Mapping Historic Urban Footprints in France: Balancing Quality, Scalability and AI Techniques

This study presents a scalable dual-pass deep learning pipeline that successfully extracts the first open-access, nationwide urban footprint dataset for metropolitan France from historical maps (1925–1950), achieving 73% accuracy by effectively mitigating artifacts like text and contour lines to enable quantitative analysis of pre-1970s urban sprawl.

Walid Rabehi, Marion Le Texier, Rémi Lemoy

Published Wed, 11 Ma
📖 4 min read☕ Coffee break read

Imagine trying to understand how a city grew over 100 years ago, but all you have are old, dusty, hand-drawn maps scattered across a library. Some are faded, some have coffee stains, and the ink is smudged. Trying to figure out exactly where the buildings were just by looking at these maps is like trying to find a needle in a haystack while wearing foggy glasses.

This paper is about a team of researchers who built a super-smart digital detective to solve this problem for all of France.

Here is the story of how they did it, broken down into simple steps:

1. The Problem: The "Foggy Glasses"

For a long time, we have great satellite photos of cities from the 1970s to today. But before that? We have a huge gap. We know France existed, and we know cities grew, but we didn't have a digital map showing exactly where the buildings were between 1925 and 1950.

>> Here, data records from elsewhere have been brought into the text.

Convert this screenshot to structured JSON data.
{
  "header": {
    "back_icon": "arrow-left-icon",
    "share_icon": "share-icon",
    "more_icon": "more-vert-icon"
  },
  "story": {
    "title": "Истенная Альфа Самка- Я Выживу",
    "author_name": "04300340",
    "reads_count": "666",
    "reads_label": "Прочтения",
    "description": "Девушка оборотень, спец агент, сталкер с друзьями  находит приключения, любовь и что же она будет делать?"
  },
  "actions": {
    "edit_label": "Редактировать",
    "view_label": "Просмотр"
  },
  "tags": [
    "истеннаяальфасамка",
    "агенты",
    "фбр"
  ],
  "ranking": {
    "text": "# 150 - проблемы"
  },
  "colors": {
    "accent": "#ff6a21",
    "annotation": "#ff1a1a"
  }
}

The only clues were the Scan Histo maps: beautiful, high-resolution scans of old paper maps. But they are tricky. They are full of:

  • Text: City names and labels that look like buildings.
  • Roads: Lines that look like streets but aren't buildings.
  • Shadows and Stains: Old paper gets dirty, and the ink fades differently in different places.

If you tried to teach a computer to read these maps using standard methods, it would get confused. It might think a city name written in big bold letters is a skyscraper, or that a contour line (a line showing a hill) is a wall.

2. The Solution: The "Two-Pass" Detective

The researchers didn't just throw a standard computer program at the problem. They created a two-step training process, kind of like training a new employee.

  • Pass 1: The "Rough Draft" Detective
    First, they taught an AI (a type of computer brain called a U-Net) using a small set of examples. This AI made a first guess at where the cities were.

    • The Result: It was okay, but messy. It found the big black buildings but got confused by big text and roads.
    • The Trick: Instead of giving up, the researchers looked at where the AI made mistakes. They used those mistakes to teach the AI what not to look for.
  • Pass 2: The "Refined" Detective
    They gave the AI a second chance, but this time with a better "textbook." They fed it the messy results from the first pass and showed it specifically: "Hey, this text isn't a building," and "This road isn't a house."

    • The Result: The AI learned to ignore the noise. It stopped thinking the word "Paris" was a building and started focusing only on the actual shapes of the cities.

3. The Scale: Cleaning the Whole Map

They didn't just do this for one town. They applied this method to 941 giant map tiles covering the entire country of France (except for a few islands).

  • Imagine taking a puzzle of the whole country, cutting it into 941 pieces, and having a robot clean up every single piece to find the buildings.
  • They used a supercomputer (a very powerful machine) to do this work, which would have taken a human hundreds of years to finish.

4. The Result: A Time-Travel Map

The final product is a digital map of France from the 1920s–1950s that shows exactly where the urban areas were.

  • Accuracy: It got about 73% right. That's a huge success for such old, messy maps.
  • Why it matters: Before this, we had to guess how cities grew before the 1970s. Now, we have a clear picture. We can see how Paris expanded, how small towns grew into cities, and how World War II destruction and rebuilding changed the landscape.

5. The "Open Source" Gift

The best part? The researchers didn't keep this secret. They released everything to the public:

  • The code (the recipe for the detective).
  • The data (the old maps and the new digital version).
  • The results (the final map).

The Big Picture Analogy

Think of this like restoring an old, damaged photograph.

  • Old Way: You try to guess what's in the photo by squinting. You might miss details or see things that aren't there.
  • This Paper's Way: You use a smart AI tool that learns to "clean" the photo. It learns to ignore the scratches (text and roads) and highlight the people (the buildings). Once it's trained, it can clean up thousands of photos instantly, giving us a crystal-clear view of history that was previously blurry.

This work allows historians, urban planners, and anyone interested in the past to finally "see" the cities of 100 years ago with the same clarity we have for today's cities.